SQL Tree Query - WITH RECURSIVE & UNION. How to sort by a second value

Question

I have a category table with a tree like structure (see image below). For a fast single query, I have the following SQL to get the full tree.

WITH RECURSIVE search_tree(id, name, path, position) AS 
(
    SELECT id, name, ARRAY[id], position
    FROM table_name
    WHERE id = id

    UNION ALL

    SELECT table_name.id, table_name.name, path || table_name.id, 
           table_name.position
    FROM search_tree
    JOIN table_name ON table_name.parent_id = search_tree.id
    WHERE NOT table_name.id = ANY(path)
)
SELECT id, name, path, position
FROM search_tree 
ORDER BY path

This query result in the following table

id  | name         | path    | position
----+--------------+---------+-------------
  1 | Cat Pictures | {1}.    |.    0
  2 | Funny        | {1,2}.  |.    0
  3 | LOLCats      | {1,2,3} |.    1
  4 | Animated     | {1,2,4} |.    2
  5 | Classic      | {1,2,5} |.    0
  6 | Renaissance  | {1,6}   |.    1

So the ordering according to path works well. But what I require is to have the order according to the column position, if the path-level is the same level (like id 2 & 4, and 3, 4, 5).

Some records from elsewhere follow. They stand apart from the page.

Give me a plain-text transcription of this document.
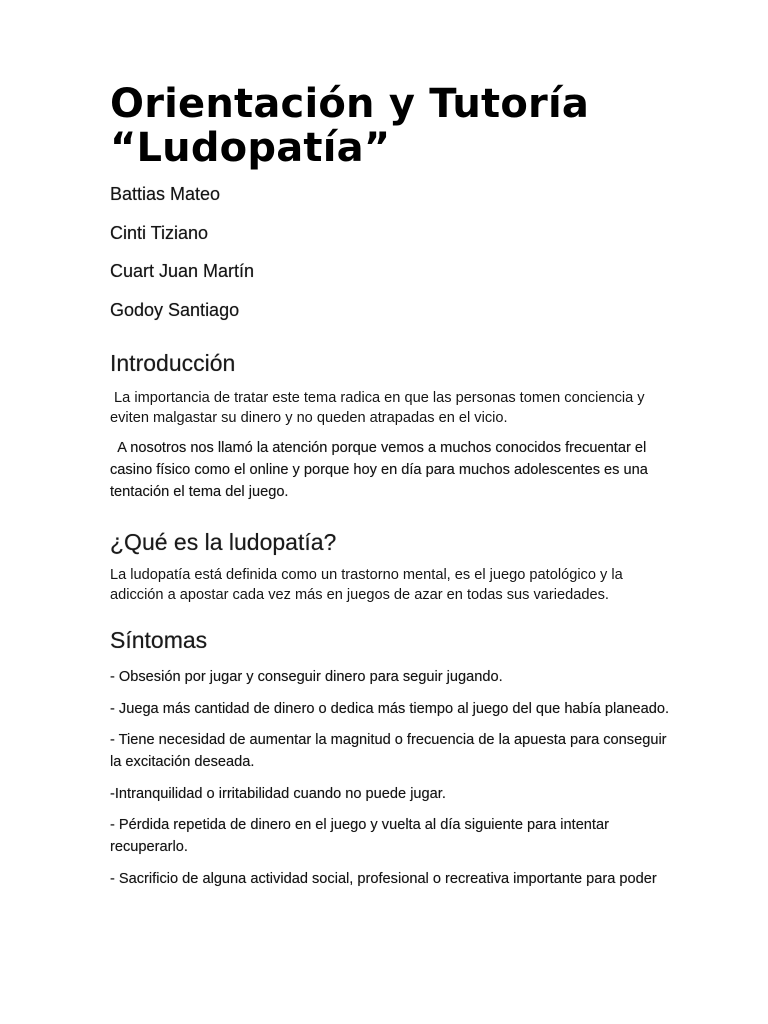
Orientación y Tutoría
“Ludopatía”
Battias Mateo
Cinti Tiziano
Cuart Juan Martín
Godoy Santiago
Introducción

La importancia de tratar este tema radica en que las personas tomen conciencia y eviten malgastar su dinero y no queden atrapadas en el vicio.

A nosotros nos llamó la atención porque vemos a muchos conocidos frecuentar el casino físico como el online y porque hoy en día para muchos adolescentes es una tentación el tema del juego.

¿Qué es la ludopatía?

La ludopatía está definida como un trastorno mental, es el juego patológico y la adicción a apostar cada vez más en juegos de azar en todas sus variedades.

Síntomas
- Obsesión por jugar y conseguir dinero para seguir jugando.
- Juega más cantidad de dinero o dedica más tiempo al juego del que había planeado.
- Tiene necesidad de aumentar la magnitud o frecuencia de la apuesta para conseguir la excitación deseada.
-Intranquilidad o irritabilidad cuando no puede jugar.
- Pérdida repetida de dinero en el juego y vuelta al día siguiente para intentar recuperarlo.
- Sacrificio de alguna actividad social, profesional o recreativa importante para poder
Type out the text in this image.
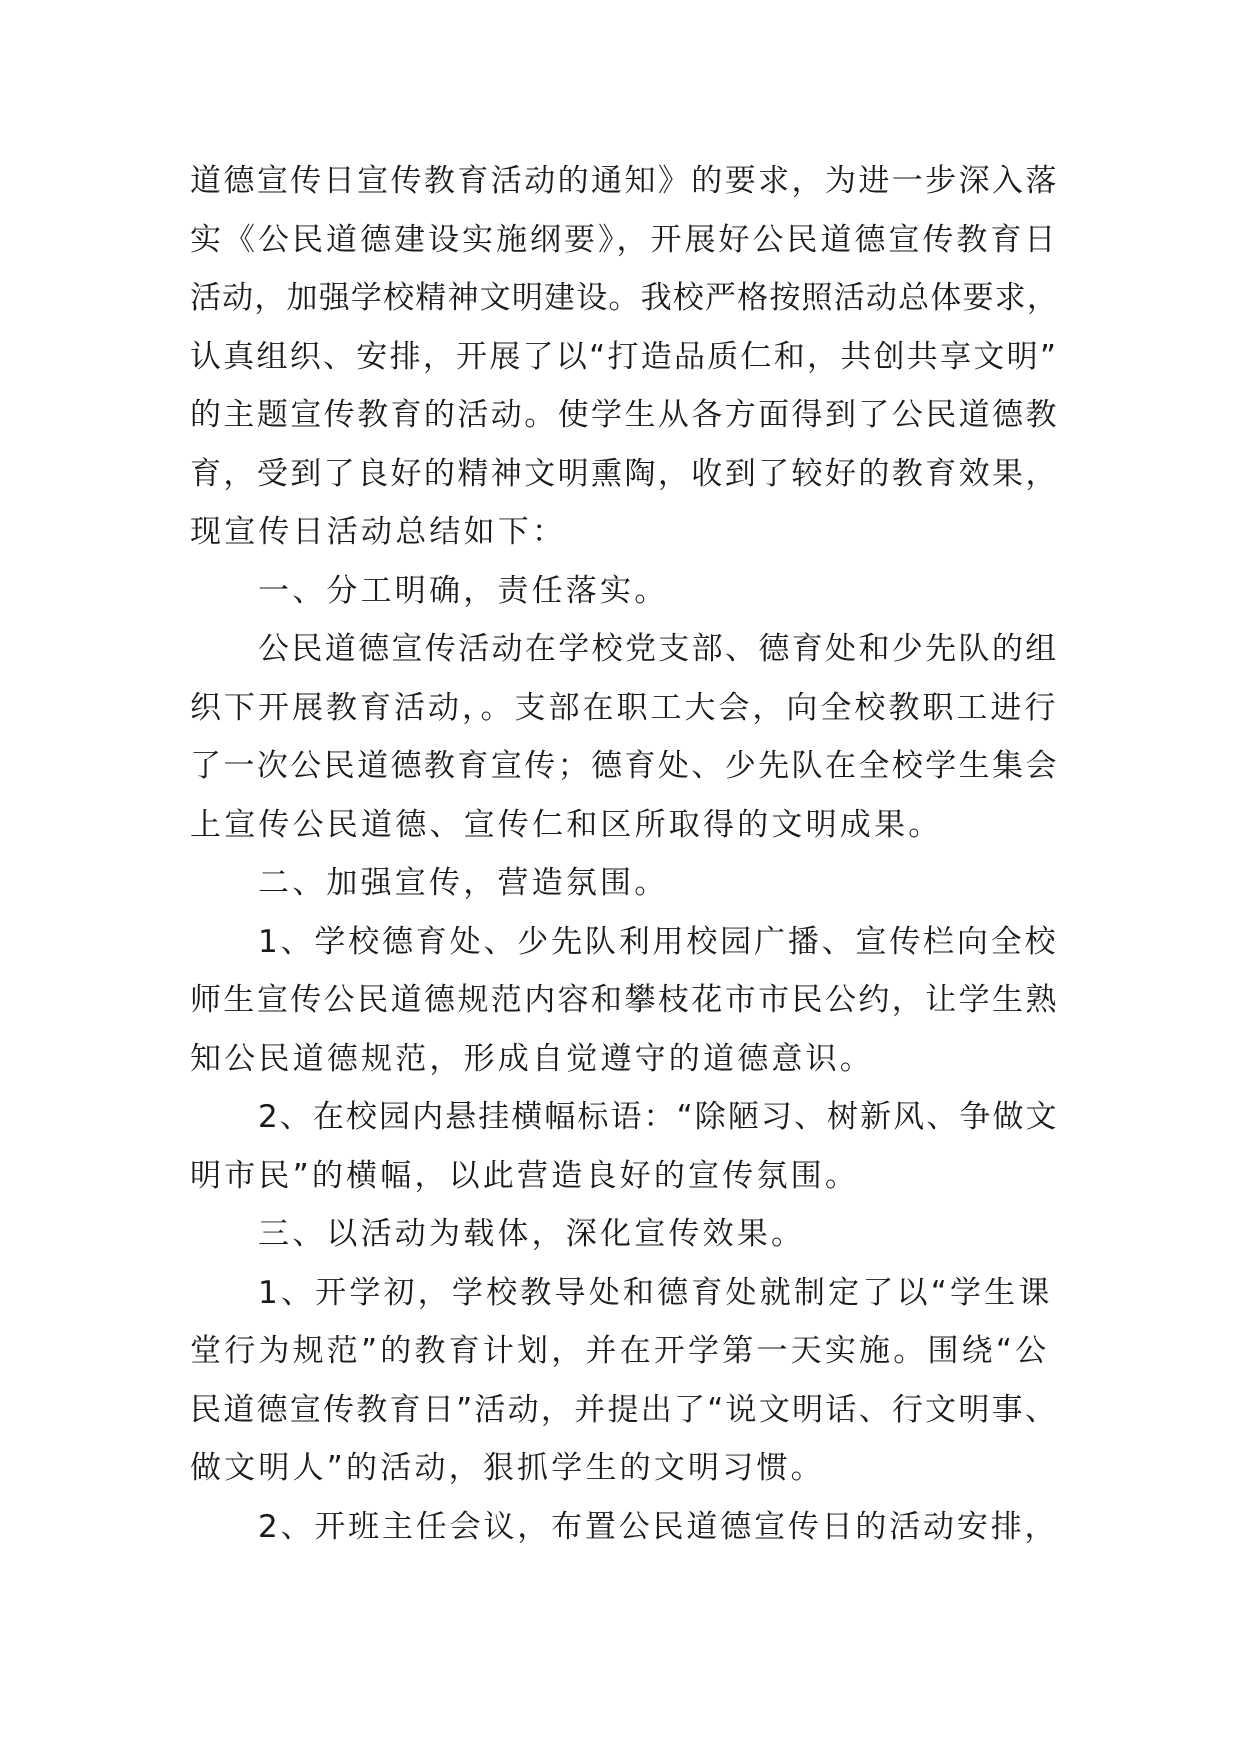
道德宣传日宣传教育活动的通知》的要求，为进一步深入落
实《公民道德建设实施纲要》，开展好公民道德宣传教育日
活动，加强学校精神文明建设。我校严格按照活动总体要求，
认真组织、安排，开展了以“打造品质仁和，共创共享文明”
的主题宣传教育的活动。使学生从各方面得到了公民道德教
育，受到了良好的精神文明熏陶，收到了较好的教育效果，
现宣传日活动总结如下：
一、分工明确，责任落实。
公民道德宣传活动在学校党支部、德育处和少先队的组
织下开展教育活动，。支部在职工大会，向全校教职工进行
了一次公民道德教育宣传；德育处、少先队在全校学生集会
上宣传公民道德、宣传仁和区所取得的文明成果。
二、加强宣传，营造氛围。
1、学校德育处、少先队利用校园广播、宣传栏向全校
师生宣传公民道德规范内容和攀枝花市市民公约，让学生熟
知公民道德规范，形成自觉遵守的道德意识。
2、在校园内悬挂横幅标语：“除陋习、树新风、争做文
明市民”的横幅，以此营造良好的宣传氛围。
三、以活动为载体，深化宣传效果。
1、开学初，学校教导处和德育处就制定了以“学生课
堂行为规范”的教育计划，并在开学第一天实施。围绕“公
民道德宣传教育日”活动，并提出了“说文明话、行文明事、
做文明人”的活动，狠抓学生的文明习惯。
2、开班主任会议，布置公民道德宣传日的活动安排，
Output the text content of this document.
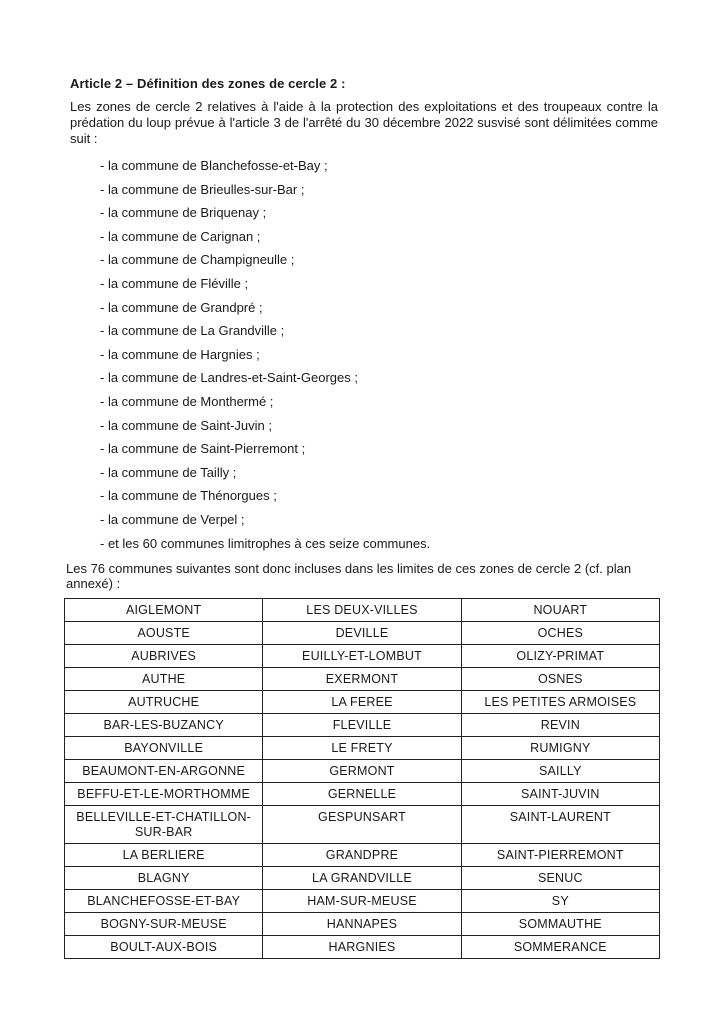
Article 2 – Définition des zones de cercle 2 :
Les zones de cercle 2 relatives à l'aide à la protection des exploitations et des troupeaux contre la prédation du loup prévue à l'article 3 de l'arrêté du 30 décembre 2022 susvisé sont délimitées comme suit :
- la commune de Blanchefosse-et-Bay ;
- la commune de Brieulles-sur-Bar ;
- la commune de Briquenay ;
- la commune de Carignan ;
- la commune de Champigneulle ;
- la commune de Fléville ;
- la commune de Grandpré ;
- la commune de La Grandville ;
- la commune de Hargnies ;
- la commune de Landres-et-Saint-Georges ;
- la commune de Monthermé ;
- la commune de Saint-Juvin ;
- la commune de Saint-Pierremont ;
- la commune de Tailly ;
- la commune de Thénorgues ;
- la commune de Verpel ;
- et les 60 communes limitrophes à ces seize communes.
Les 76 communes suivantes sont donc incluses dans les limites de ces zones de cercle 2 (cf. plan annexé) :
AIGLEMONT	LES DEUX-VILLES	NOUART
AOUSTE	DEVILLE	OCHES
AUBRIVES	EUILLY-ET-LOMBUT	OLIZY-PRIMAT
AUTHE	EXERMONT	OSNES
AUTRUCHE	LA FEREE	LES PETITES ARMOISES
BAR-LES-BUZANCY	FLEVILLE	REVIN
BAYONVILLE	LE FRETY	RUMIGNY
BEAUMONT-EN-ARGONNE	GERMONT	SAILLY
BEFFU-ET-LE-MORTHOMME	GERNELLE	SAINT-JUVIN
BELLEVILLE-ET-CHATILLON-SUR-BAR	GESPUNSART	SAINT-LAURENT
LA BERLIERE	GRANDPRE	SAINT-PIERREMONT
BLAGNY	LA GRANDVILLE	SENUC
BLANCHEFOSSE-ET-BAY	HAM-SUR-MEUSE	SY
BOGNY-SUR-MEUSE	HANNAPES	SOMMAUTHE
BOULT-AUX-BOIS	HARGNIES	SOMMERANCE
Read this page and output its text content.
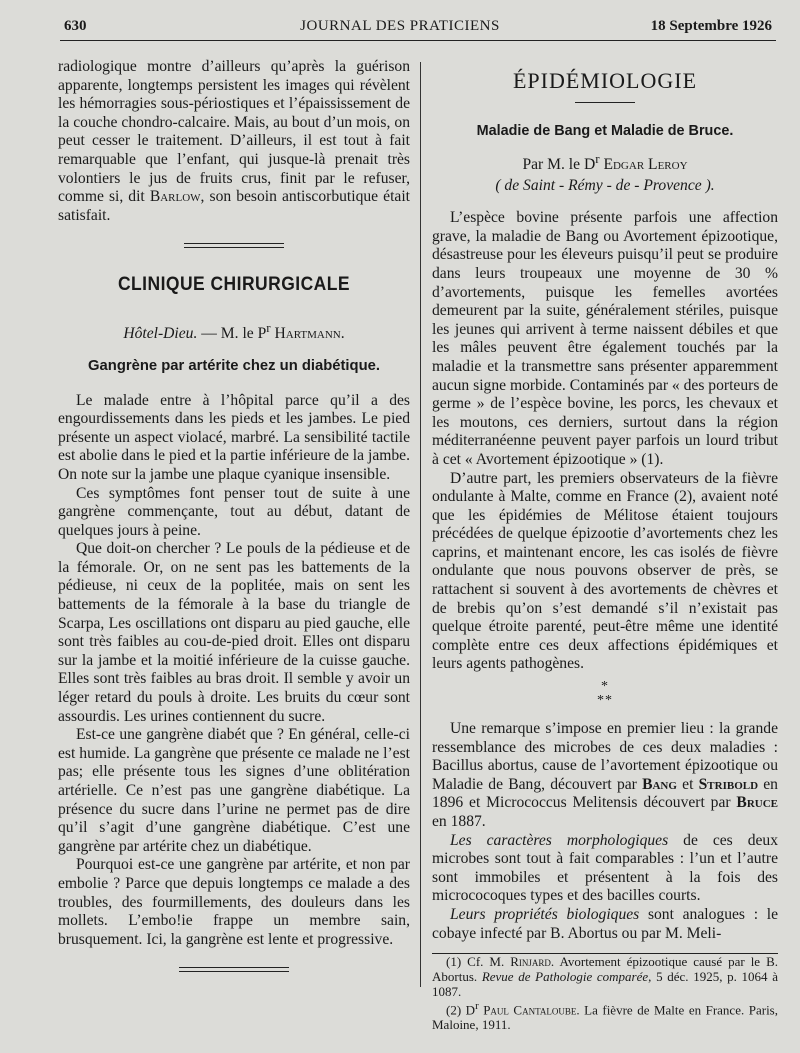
630	JOURNAL DES PRATICIENS	18 Septembre 1926

radiologique montre d’ailleurs qu’après la guérison apparente, longtemps persistent les images qui révèlent les hémorragies sous-périostiques et l’épaississement de la couche chondro-calcaire. Mais, au bout d’un mois, on peut cesser le traitement. D’ailleurs, il est tout à fait remarquable que l’enfant, qui jusque-là prenait très volontiers le jus de fruits crus, finit par le refuser, comme si, dit Barlow, son besoin antiscorbutique était satisfait.

CLINIQUE CHIRURGICALE
Hôtel-Dieu. — M. le $P^r$ Hartmann.
Gangrène par artérite chez un diabétique.

Le malade entre à l’hôpital parce qu’il a des engourdissements dans les pieds et les jambes. Le pied présente un aspect violacé, marbré. La sensibilité tactile est abolie dans le pied et la partie inférieure de la jambe. On note sur la jambe une plaque cyanique insensible.

Ces symptômes font penser tout de suite à une gangrène commençante, tout au début, datant de quelques jours à peine.

Que doit-on chercher ? Le pouls de la pédieuse et de la fémorale. Or, on ne sent pas les battements de la pédieuse, ni ceux de la poplitée, mais on sent les battements de la fémorale à la base du triangle de Scarpa, Les oscillations ont disparu au pied gauche, elle sont très faibles au cou-de-pied droit. Elles ont disparu sur la jambe et la moitié inférieure de la cuisse gauche. Elles sont très faibles au bras droit. Il semble y avoir un léger retard du pouls à droite. Les bruits du cœur sont assourdis. Les urines contiennent du sucre.

Est-ce une gangrène diabét que ? En général, celle-ci est humide. La gangrène que présente ce malade ne l’est pas; elle présente tous les signes d’une oblitération artérielle. Ce n’est pas une gangrène diabétique. La présence du sucre dans l’urine ne permet pas de dire qu’il s’agit d’une gangrène diabétique. C’est une gangrène par artérite chez un diabétique.

Pourquoi est-ce une gangrène par artérite, et non par embolie ? Parce que depuis longtemps ce malade a des troubles, des fourmillements, des douleurs dans les mollets. L’embo!ie frappe un membre sain, brusquement. Ici, la gangrène est lente et progressive.

ÉPIDÉMIOLOGIE
Maladie de Bang et Maladie de Bruce.
Par M. le $D^r$ Edgar Leroy
( de Saint - Rémy - de - Provence ).

L’espèce bovine présente parfois une affection grave, la maladie de Bang ou Avortement épizootique, désastreuse pour les éleveurs puisqu’il peut se produire dans leurs troupeaux une moyenne de 30 % d’avortements, puisque les femelles avortées demeurent par la suite, généralement stériles, puisque les jeunes qui arrivent à terme naissent débiles et que les mâles peuvent être également touchés par la maladie et la transmettre sans présenter apparemment aucun signe morbide. Contaminés par « des porteurs de germe » de l’espèce bovine, les porcs, les chevaux et les moutons, ces derniers, surtout dans la région méditerranéenne peuvent payer parfois un lourd tribut à cet « Avortement épizootique » (1).

D’autre part, les premiers observateurs de la fièvre ondulante à Malte, comme en France (2), avaient noté que les épidémies de Mélitose étaient toujours précédées de quelque épizootie d’avortements chez les caprins, et maintenant encore, les cas isolés de fièvre ondulante que nous pouvons observer de près, se rattachent si souvent à des avortements de chèvres et de brebis qu’on s’est demandé s’il n’existait pas quelque étroite parenté, peut-être même une identité complète entre ces deux affections épidémiques et leurs agents pathogènes.

*
**

Une remarque s’impose en premier lieu : la grande ressemblance des microbes de ces deux maladies : Bacillus abortus, cause de l’avortement épizootique ou Maladie de Bang, découvert par Bang et Stribold en 1896 et Micrococcus Melitensis découvert par Bruce en 1887.

Les caractères morphologiques de ces deux microbes sont tout à fait comparables : l’un et l’autre sont immobiles et présentent à la fois des micrococoques types et des bacilles courts.

Leurs propriétés biologiques sont analogues : le cobaye infecté par B. Abortus ou par M. Meli-

(1) Cf. M. Rinjard. Avortement épizootique causé par le B. Abortus. Revue de Pathologie comparée, 5 déc. 1925, p. 1064 à 1087.

(2) $D^r$ Paul Cantaloube. La fièvre de Malte en France. Paris, Maloine, 1911.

Hence the order of ID would want is

ids: 1, 6, 2, 5, 3, 4

How to I change my SQL statement to reflect that order?

Answer 1

It can be achieved this way https://www.db-fiddle.com/f/rpFiPjKSwHW88C4cp6o9Rm/0

with recursive search_tree(id, parentPath, name) as (
    select id, cast(row_number() over(order by pos) as text), name
    from objects
    where parent_id = 0
union all
    select o.id, concat(search_tree.parentPath, ',', cast(row_number() over(order by o.pos) as text)), o.name
    from search_tree
    join objects as o on search_tree.id = o.parent_id
)
select *
from search_tree
order by parentPath;